Leïla, mère de famille, se bat au quotidien pour tenter de sauver le couple qu'elle forme avec Damien, un mari bipolaire. Ils s'aiment profondément, mais les effets de la maladie se ressentent durement dans leur quotidien. Il tente de poursuivre sa vie avec elle sachant qu'il ne pourra peut-être jamais lui offrir ce qu'elle désire.
TELERAMA
Le bonheur d’une famille se délite sous l’effet de la bipolarité du père. Un film intense, inspiré par les souvenirs d’enfance du cinéaste. Que peut l’amour contre plus fort que lui ? C’est, davantage que la maladie mentale en elle-même, la question centrale du long métrage présenté en compétition à Cannes, possiblement le meilleur de Joachim Lafosse à ce jour. Le réalisateur belge s’intéresse depuis ses débuts à l’éclatement de la famille ( Nue propriété en 2006, L’Économie du couple en 2016) mais aussi à la manipulation et à la toxicité ( Élève libre en 2008, À perdre la raison en 2012). Peut-être parce qu’il s’inspire ici de ses souvenirs d’enfance (son père est bipolaire) sans les tenir trop à distance, il signe avec Les Intranquilles un film moins clinique, moins froidement acéré qu’à l’accoutumée. Sa mise en scène, pourtant, reste impitoyable dans l’art de dépeindre le délitement du clan et l’usure des sentiments.
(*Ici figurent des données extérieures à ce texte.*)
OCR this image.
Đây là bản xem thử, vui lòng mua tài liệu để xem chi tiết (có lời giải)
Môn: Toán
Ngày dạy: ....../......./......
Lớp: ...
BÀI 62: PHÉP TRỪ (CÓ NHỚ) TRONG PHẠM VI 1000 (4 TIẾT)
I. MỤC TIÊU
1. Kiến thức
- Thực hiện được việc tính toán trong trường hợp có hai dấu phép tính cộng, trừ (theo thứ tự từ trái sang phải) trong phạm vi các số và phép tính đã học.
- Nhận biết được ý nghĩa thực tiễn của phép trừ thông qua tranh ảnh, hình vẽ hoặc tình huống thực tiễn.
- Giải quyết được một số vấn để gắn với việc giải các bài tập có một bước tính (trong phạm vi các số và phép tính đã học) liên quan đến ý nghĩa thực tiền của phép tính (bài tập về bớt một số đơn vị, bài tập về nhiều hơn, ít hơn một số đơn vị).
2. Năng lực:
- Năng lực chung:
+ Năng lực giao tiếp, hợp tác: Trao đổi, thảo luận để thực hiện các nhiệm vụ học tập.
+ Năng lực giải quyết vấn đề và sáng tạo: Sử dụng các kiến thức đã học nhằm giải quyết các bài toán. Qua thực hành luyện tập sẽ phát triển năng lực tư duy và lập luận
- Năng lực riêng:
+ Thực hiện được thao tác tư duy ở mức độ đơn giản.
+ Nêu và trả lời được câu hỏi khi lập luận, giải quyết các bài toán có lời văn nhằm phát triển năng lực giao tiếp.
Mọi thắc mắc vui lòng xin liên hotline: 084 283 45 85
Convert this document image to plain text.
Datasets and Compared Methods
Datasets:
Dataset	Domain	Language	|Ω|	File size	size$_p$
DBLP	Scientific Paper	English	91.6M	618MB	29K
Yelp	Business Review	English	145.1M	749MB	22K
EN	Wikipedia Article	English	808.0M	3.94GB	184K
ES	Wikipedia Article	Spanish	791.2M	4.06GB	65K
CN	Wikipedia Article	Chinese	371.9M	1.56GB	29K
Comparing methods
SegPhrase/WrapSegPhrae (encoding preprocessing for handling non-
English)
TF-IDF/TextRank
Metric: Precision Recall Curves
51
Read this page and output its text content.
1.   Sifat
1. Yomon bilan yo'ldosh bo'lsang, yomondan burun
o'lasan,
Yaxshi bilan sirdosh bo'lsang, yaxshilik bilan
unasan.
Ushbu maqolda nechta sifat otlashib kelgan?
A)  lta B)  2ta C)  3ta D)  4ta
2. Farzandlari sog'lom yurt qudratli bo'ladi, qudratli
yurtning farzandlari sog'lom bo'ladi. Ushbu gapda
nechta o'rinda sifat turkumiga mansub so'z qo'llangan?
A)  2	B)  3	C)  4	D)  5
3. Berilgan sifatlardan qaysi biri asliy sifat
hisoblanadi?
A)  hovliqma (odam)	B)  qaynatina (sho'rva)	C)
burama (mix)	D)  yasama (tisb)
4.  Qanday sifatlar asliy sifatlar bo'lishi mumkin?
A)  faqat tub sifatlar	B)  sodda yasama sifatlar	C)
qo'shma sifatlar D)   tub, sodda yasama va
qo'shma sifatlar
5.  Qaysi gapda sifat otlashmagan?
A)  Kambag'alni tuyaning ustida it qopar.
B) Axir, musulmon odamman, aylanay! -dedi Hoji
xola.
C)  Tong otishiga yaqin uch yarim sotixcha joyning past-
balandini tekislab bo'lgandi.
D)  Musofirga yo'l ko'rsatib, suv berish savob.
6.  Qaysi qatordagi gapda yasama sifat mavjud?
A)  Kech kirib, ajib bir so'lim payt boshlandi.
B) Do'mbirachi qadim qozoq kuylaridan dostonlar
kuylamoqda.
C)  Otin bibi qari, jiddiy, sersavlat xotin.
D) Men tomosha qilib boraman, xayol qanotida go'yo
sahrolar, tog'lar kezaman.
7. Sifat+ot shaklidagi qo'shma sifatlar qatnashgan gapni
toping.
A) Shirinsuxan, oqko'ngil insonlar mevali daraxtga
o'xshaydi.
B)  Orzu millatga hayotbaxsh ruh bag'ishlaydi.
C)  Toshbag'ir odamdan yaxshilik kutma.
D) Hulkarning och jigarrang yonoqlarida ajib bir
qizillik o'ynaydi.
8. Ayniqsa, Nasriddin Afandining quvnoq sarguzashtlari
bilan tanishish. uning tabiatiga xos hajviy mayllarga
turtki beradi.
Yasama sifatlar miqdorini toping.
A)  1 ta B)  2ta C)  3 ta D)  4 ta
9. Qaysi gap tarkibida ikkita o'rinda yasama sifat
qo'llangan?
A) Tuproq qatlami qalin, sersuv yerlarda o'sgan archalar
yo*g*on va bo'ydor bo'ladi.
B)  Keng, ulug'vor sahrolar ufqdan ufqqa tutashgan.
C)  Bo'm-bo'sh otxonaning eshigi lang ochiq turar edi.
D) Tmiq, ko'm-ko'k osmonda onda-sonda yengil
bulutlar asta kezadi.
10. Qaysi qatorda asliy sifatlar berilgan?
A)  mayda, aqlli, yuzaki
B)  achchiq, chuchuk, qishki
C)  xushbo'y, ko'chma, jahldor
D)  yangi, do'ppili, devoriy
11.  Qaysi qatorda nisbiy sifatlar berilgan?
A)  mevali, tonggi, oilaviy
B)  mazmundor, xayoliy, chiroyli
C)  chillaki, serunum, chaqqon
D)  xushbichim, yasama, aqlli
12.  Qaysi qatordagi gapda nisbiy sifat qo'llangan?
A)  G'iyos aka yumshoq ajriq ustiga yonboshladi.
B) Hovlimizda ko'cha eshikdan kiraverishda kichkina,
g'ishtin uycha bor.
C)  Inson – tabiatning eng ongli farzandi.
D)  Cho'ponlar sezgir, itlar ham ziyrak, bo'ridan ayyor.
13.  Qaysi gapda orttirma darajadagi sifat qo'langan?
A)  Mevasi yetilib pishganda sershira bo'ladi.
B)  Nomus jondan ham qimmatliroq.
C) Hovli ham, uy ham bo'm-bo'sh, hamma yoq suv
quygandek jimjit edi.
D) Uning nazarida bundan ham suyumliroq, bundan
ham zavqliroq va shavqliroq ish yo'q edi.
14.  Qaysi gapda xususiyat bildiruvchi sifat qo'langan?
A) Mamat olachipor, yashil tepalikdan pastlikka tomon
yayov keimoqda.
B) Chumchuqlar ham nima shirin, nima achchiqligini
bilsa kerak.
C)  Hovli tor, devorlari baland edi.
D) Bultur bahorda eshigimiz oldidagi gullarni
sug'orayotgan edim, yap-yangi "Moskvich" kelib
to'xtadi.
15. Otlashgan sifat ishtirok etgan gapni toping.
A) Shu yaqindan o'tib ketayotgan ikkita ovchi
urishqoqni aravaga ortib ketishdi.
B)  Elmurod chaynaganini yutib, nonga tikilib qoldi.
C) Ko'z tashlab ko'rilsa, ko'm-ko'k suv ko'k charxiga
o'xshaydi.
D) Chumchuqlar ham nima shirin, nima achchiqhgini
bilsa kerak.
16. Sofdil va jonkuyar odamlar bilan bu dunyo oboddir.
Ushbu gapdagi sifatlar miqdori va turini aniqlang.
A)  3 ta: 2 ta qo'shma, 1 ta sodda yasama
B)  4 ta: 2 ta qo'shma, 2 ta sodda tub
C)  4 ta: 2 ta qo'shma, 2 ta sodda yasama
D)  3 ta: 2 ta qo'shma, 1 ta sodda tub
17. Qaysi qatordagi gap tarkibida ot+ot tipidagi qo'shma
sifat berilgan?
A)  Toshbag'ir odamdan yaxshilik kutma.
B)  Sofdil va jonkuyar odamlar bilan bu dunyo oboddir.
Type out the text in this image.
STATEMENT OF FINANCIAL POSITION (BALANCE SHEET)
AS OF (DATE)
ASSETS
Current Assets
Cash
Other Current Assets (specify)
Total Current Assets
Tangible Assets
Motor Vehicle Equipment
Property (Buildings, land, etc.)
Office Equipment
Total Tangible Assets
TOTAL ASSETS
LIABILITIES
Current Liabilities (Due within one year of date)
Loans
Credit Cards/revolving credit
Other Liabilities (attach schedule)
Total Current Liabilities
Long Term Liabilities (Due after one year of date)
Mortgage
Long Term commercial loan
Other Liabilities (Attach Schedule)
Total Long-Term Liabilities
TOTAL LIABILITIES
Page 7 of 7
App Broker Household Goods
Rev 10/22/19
Sous des cieux apparemment radieux, les joies les plus simples se colorent ainsi de malaise, de danger, voire de honte pour Amine (formidable Gabriel Merz Chammah, petit-fils d’une certaine Isabelle Huppert). Les hauts et les bas de Damien transforment le quotidien en grand huit infernal et Leïla, en infirmière malgré elle. L’amoureuse sensuelle vire vigie et virago, répétant à son fils « Ne t’inquiète pas, ça va aller » comme un mantra auquel personne ne croit. Quand Damien exulte, elle se rembrunit, et vice versa. Imprévisible, fiévreux ou abattu, Damien Bonnard excelle en homme luttant pour ne pas se dissoudre dans le lithium, et Leïla Bekhti, constamment sur le qui-vive, bouleverse en victime collatérale. Que peut l’amour ? Tout, rien, pas assez.